С каждой стороны улицы поднимались буржуазные дома из тесаного камня в три-четыре этажа. На порогах — улыбающиеся лица. Посылают воздушные поцелуи прусскому тяжелому танку, увитому ветвями, а там над башенкой высилась, завораживая цветом мундира, суровостью взгляда, красотой лица, фигура Эрика, неподвижный бюст. Народ впадал в неистовство. Вся музыка небес сорвалась с цепи. На балконе очень незатейливого домика появился Гитлер. Поглядел на служанку, шедшую за танком под залпы пушек и звон колоколов. Поприветствовал ее по тогдашней моде, вытянув руку раскрытой ладонью вниз, но не улыбнулся. Эрик не видел фюрера. Остро поглядывая вперед, недобро хмурясь, от вел свой танк.

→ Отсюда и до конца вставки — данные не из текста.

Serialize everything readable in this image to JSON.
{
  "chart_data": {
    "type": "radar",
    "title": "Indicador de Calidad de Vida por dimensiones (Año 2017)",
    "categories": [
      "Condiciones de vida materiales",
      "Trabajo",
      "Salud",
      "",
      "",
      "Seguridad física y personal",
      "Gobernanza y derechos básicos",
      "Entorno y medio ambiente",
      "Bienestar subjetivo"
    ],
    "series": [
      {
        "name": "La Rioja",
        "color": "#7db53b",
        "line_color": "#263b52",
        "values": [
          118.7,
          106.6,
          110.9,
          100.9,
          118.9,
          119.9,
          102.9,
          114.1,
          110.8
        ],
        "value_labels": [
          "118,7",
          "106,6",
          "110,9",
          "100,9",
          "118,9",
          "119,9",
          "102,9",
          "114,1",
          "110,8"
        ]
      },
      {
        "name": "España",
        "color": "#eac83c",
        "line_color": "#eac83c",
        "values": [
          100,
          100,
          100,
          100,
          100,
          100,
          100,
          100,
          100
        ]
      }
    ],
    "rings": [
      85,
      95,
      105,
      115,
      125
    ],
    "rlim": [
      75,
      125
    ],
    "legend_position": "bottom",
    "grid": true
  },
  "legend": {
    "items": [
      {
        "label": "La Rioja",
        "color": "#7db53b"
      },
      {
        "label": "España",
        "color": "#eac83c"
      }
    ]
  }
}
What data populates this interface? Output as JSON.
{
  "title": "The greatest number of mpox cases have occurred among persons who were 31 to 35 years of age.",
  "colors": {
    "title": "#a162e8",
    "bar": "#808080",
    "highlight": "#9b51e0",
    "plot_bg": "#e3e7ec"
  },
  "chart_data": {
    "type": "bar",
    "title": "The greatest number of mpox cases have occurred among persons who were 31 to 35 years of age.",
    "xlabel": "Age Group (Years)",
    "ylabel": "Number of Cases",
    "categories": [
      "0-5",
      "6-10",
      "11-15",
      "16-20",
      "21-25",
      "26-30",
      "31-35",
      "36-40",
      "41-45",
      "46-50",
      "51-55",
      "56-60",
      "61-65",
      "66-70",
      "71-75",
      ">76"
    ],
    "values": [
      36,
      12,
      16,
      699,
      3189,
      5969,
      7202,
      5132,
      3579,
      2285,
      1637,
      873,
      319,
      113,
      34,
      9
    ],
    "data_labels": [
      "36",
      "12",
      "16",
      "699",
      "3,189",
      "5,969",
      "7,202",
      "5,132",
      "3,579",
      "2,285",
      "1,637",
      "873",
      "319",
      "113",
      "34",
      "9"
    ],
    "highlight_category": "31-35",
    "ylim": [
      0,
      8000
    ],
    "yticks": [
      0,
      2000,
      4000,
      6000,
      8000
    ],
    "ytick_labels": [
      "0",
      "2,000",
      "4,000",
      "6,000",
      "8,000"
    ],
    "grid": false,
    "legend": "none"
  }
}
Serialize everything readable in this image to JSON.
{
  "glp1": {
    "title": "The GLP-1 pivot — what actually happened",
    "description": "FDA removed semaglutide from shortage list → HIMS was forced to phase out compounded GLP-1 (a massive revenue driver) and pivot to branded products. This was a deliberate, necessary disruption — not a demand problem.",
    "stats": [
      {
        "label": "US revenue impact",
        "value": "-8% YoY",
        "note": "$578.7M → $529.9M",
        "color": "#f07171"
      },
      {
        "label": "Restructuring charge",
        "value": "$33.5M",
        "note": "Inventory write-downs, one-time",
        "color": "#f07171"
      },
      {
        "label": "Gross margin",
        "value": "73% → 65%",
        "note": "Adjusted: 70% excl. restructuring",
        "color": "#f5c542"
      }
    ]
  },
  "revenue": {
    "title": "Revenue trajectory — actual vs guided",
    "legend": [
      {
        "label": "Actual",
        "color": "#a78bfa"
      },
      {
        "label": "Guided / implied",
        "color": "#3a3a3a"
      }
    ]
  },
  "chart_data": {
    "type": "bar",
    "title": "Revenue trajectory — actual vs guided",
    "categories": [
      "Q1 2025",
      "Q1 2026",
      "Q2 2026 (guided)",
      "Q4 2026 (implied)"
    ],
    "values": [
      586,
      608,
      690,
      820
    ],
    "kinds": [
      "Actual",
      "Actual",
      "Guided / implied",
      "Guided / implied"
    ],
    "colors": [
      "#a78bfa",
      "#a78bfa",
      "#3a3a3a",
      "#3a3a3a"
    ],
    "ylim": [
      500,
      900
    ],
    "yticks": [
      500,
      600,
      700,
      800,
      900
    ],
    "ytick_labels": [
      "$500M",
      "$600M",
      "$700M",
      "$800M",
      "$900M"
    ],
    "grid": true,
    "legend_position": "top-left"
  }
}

«Гитлер меня явно не узнал», — подумала служанка, и ее страдание чуть уменьшилось, потому что смерть ее девочки служила славе фюрера. Душ этих херувимов и аромата их невинности оказалось достаточно, чтобы разрушить мир. Народ все еще провожал криками проходящий танк. Гитлер ушел с балкона и, отпустив командующих воздушным и военно-морским флотами и сухопутных маршалов, сопровождавших его на почтительном расстоянии, ушел в свою комнату.
Ювелиры называют «солитером» бриллиант прекрасной формы, имея в виду еще и то, что камень хорошо огранен. О таком говорят, что он «чистой воды», имея в виду его светоносность и еще блеск. Одиночество придает блеск Гитлеру. В одной из недавних речей (пишу это в сентябре 44-го года) он восклицал…
(Уместно заметить, что его жизнь на публике — это водопад криков. Их кипение. Фонтанные струи, чья светозарная прозрачность очищена от любой мысли, оставлено только физическое воздействие голоса.) Он восклицал: «Если надо, я укроюсь на вершине Шпицбергена!» Но покидал ли я ее когда-нибудь? Моя кастрация принуждает меня к ледяному белоснежному одиночеству. Пуля, пробившая в 1917-м оба моих яйца, принудила меня к тяжкому труду мастурбаций всухую, но помимо этого — к сладости служения собственной славе.